Kitaba dönecek olursak, kitap bir solukta/birkaç saatte (iyi kitap okurları için) okunabilecek seviye ve içerikte. Dolayısı ile çerezlik niyetine çayın, kahvenin yanında kafa yormadan kendimize gelmemize/dönmemize yardımcı olacak nitelikte.
Kitabın özü hepimizin şu hayatta ki anlam arayışı aslında. IKAGAI kelime olarak “hep meşgul kalarak mutlu olma” olarak ifade edildiğine göre hayatın anlamı da mutlu olmak olsa gerek. Geçmişte ya da gelecekte değil içinde yaşadığımız “an”da.
Uzun yaşamın sırrına baktığımızda ise sağlıklı ortam, sağlıklı besinler, basit ve sade bir yaşam, zorluklar karşısında pes etmemek, anı/akışı yakalamak olarak özetlemek mümkün. Bu sırra vakıf olmaktan öte yaşayanların çok olduğu Japonya’nın Okinawa adası ve Ogimi kasabası merak edilen mümkünse gidilmesi gereken yerler listesine eklendi bile. Nitekim yaş’lanırken bile genç kalabilenlerin yaşadığı yerleri ve ortamı merak etmemek mümkün mü. Emekliliğin olmadığı ve herkesin mutlu olduğu bir amaca bağlanarak varlığına anlam kattığı yerler buralar.

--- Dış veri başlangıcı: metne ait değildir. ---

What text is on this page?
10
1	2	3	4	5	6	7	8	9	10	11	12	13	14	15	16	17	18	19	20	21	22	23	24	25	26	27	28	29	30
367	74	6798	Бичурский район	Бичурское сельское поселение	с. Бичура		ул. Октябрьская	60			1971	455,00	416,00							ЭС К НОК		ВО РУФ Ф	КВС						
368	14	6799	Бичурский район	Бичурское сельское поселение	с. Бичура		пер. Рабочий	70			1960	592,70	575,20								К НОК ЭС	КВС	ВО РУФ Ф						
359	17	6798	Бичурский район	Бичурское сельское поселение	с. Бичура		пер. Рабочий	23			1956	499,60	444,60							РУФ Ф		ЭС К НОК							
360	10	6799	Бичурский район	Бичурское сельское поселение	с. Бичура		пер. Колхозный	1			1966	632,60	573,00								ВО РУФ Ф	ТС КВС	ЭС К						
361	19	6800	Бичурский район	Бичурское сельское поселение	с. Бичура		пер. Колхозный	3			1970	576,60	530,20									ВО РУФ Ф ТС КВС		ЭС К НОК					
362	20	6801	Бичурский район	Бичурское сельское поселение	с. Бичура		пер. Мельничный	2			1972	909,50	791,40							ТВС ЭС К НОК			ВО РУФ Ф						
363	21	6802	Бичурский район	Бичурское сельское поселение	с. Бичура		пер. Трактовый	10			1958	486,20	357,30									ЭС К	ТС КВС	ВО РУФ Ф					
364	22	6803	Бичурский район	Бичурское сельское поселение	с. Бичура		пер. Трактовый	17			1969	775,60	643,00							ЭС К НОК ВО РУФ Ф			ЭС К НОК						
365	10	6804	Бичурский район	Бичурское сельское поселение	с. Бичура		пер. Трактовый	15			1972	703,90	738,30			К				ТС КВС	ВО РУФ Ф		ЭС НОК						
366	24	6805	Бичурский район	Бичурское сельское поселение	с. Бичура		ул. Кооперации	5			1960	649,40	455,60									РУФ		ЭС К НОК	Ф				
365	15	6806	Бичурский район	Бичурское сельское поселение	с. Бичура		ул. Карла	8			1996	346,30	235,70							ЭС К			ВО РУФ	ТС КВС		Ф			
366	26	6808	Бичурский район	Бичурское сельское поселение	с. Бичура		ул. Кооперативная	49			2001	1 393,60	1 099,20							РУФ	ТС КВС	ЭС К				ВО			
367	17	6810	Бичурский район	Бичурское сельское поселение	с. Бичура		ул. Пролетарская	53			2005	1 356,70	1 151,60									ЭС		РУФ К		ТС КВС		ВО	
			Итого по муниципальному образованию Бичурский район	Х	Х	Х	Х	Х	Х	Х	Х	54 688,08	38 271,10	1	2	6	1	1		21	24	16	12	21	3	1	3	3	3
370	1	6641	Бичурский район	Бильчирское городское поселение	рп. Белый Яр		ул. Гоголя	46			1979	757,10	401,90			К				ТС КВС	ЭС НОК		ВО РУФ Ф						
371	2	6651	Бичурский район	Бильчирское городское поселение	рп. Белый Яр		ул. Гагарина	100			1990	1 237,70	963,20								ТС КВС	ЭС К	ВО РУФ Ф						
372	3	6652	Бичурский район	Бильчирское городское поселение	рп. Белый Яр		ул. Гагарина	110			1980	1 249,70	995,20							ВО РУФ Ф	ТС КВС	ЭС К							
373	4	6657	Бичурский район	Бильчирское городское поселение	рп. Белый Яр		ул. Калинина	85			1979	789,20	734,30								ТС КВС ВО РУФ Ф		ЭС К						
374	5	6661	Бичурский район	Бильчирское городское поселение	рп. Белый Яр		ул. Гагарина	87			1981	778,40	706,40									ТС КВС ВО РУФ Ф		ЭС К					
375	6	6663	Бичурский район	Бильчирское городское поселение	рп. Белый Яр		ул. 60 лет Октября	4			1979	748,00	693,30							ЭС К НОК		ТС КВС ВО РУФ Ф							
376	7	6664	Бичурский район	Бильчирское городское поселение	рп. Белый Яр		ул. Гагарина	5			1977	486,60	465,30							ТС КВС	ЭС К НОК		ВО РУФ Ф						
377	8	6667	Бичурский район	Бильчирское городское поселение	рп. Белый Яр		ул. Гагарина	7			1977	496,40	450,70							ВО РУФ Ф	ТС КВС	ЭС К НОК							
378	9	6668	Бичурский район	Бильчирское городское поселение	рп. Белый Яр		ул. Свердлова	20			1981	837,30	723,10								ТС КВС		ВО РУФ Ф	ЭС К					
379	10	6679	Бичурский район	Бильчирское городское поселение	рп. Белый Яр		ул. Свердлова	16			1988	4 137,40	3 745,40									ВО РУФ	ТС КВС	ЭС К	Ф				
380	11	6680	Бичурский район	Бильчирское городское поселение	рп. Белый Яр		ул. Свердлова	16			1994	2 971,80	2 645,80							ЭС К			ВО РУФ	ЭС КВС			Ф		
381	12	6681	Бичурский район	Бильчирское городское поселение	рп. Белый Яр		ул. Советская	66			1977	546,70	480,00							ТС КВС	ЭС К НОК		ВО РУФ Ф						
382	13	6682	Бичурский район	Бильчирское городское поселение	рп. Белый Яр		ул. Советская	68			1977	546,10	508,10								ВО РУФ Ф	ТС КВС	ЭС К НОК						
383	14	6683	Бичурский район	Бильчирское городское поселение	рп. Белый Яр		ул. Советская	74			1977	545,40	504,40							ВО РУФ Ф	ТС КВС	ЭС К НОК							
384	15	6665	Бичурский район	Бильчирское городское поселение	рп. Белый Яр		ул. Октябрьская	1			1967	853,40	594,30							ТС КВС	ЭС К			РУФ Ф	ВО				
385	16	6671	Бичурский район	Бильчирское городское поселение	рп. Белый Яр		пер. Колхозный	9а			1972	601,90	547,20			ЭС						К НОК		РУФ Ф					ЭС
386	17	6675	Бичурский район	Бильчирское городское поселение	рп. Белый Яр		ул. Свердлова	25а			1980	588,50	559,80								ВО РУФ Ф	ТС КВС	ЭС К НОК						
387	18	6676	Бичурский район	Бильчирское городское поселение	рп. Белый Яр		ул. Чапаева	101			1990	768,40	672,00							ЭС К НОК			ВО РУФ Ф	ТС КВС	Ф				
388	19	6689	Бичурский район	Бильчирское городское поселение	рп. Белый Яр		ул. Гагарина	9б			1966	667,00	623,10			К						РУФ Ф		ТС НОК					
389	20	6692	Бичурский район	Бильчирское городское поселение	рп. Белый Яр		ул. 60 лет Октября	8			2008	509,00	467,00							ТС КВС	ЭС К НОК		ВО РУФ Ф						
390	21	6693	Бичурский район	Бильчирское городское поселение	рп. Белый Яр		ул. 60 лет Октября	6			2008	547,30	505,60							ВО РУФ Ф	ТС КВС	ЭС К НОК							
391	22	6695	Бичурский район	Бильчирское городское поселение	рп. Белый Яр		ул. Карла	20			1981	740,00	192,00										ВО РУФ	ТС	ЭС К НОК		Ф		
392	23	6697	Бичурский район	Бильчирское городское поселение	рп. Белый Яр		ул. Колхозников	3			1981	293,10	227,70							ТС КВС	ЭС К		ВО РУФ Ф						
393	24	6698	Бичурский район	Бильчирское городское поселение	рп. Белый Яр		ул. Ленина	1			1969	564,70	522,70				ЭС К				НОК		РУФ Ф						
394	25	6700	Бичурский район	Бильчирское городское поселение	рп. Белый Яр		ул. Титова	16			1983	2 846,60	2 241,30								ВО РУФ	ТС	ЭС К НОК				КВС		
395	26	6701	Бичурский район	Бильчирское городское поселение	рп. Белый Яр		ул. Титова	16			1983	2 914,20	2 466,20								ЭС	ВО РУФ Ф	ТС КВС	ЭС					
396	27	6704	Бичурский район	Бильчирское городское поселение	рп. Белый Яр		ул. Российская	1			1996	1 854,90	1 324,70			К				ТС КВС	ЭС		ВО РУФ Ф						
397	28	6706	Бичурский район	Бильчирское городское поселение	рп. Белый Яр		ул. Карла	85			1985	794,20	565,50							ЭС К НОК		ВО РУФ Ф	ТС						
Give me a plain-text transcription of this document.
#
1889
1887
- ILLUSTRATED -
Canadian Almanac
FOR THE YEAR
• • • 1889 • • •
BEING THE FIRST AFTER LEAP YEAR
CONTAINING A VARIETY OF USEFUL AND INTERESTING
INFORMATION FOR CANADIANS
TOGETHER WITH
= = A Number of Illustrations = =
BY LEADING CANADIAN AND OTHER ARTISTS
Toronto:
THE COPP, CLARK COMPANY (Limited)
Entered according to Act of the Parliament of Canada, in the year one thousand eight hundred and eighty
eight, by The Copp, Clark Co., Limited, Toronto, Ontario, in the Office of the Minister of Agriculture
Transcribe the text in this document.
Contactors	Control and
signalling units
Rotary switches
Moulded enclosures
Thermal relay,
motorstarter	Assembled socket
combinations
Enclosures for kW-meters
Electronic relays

Kitapta geçen bazı öğretilerden;
Hayatın anlamını biz yaratmayız, onu keşfederiz. (Sartre)
Yaşamak için güzel bir nedeniniz olsun ve ona hayat boyu bağlı kalın.
İnsan karşılaştığı her durumda kendi yolunu çizebilir, bu insandan alınamayacak tek özgürlüktür. Kendiniz için mücadele edin.
Yaşamak için nedeni olan herkes nasıla katlanır. İhtiyacımız olan şey huzurlu bir varoluş değil, sahip olduğumuz beceriler ile üstesinden gelmeye çalıştığımız zorluklardır.
Duygular konusunda varlıklı ve cömert olmak en iyisidir. Duygularınızı kabul edin. Duygularımızı biz kabul etmeyiz, onlar bize gelirler ve onları kabul etmek zorundayız. İşin püf noktası onları hoş karşılamaktır.
Midenin hepsini doldurma (%80 dolsun), sofradan aç kalk; sofrada önce gözün doysun.
Sağlam kafa sağlam vücutta bulunur; kafan sağlam olsun istiyorsan bedenine, sağlığına, midene dikkat et. Zihnini dinç ve aktif tut. Zihnini eğit ve yaşlanma/genç kal.
Çok oturmak yaşlandırır, hareket et; çalış… Stresi azalt, doğru yönet.
Zorlukları sonuna kadar görmek isteriz, kendimizi zorlamak bizi keyiflendirir.
Harita yerine somut hedef gösteren bir pusulaya sahip olmak çok daha önemlidir.
“Mutlu bir adam o andan o kadar memnundur ki geleceğe kafa yormaz” Albert Einstein
Tek bir işe yoğunlaşmak lazım. Birden fazla işi yapmak verimliliği azaltır.
Asıl önemli olan yolculuğa odaklanmak.
Yukarıdaki gibi aslında daha önce de duyduğumuz, dinlediğimiz birçok öğüt, nasihat yanında çok sayıda örnek ve uygulama da kitapta kendine yer edinmiş vaziyette. Kendimize gelmek, yeniden çeki düzen vermek, bunun için neler yapılabileceğini öğrenmek için okunacak güzel ve hafif bir kitap. Beklentiyi yüksek tutmadan keyifle okunabilir.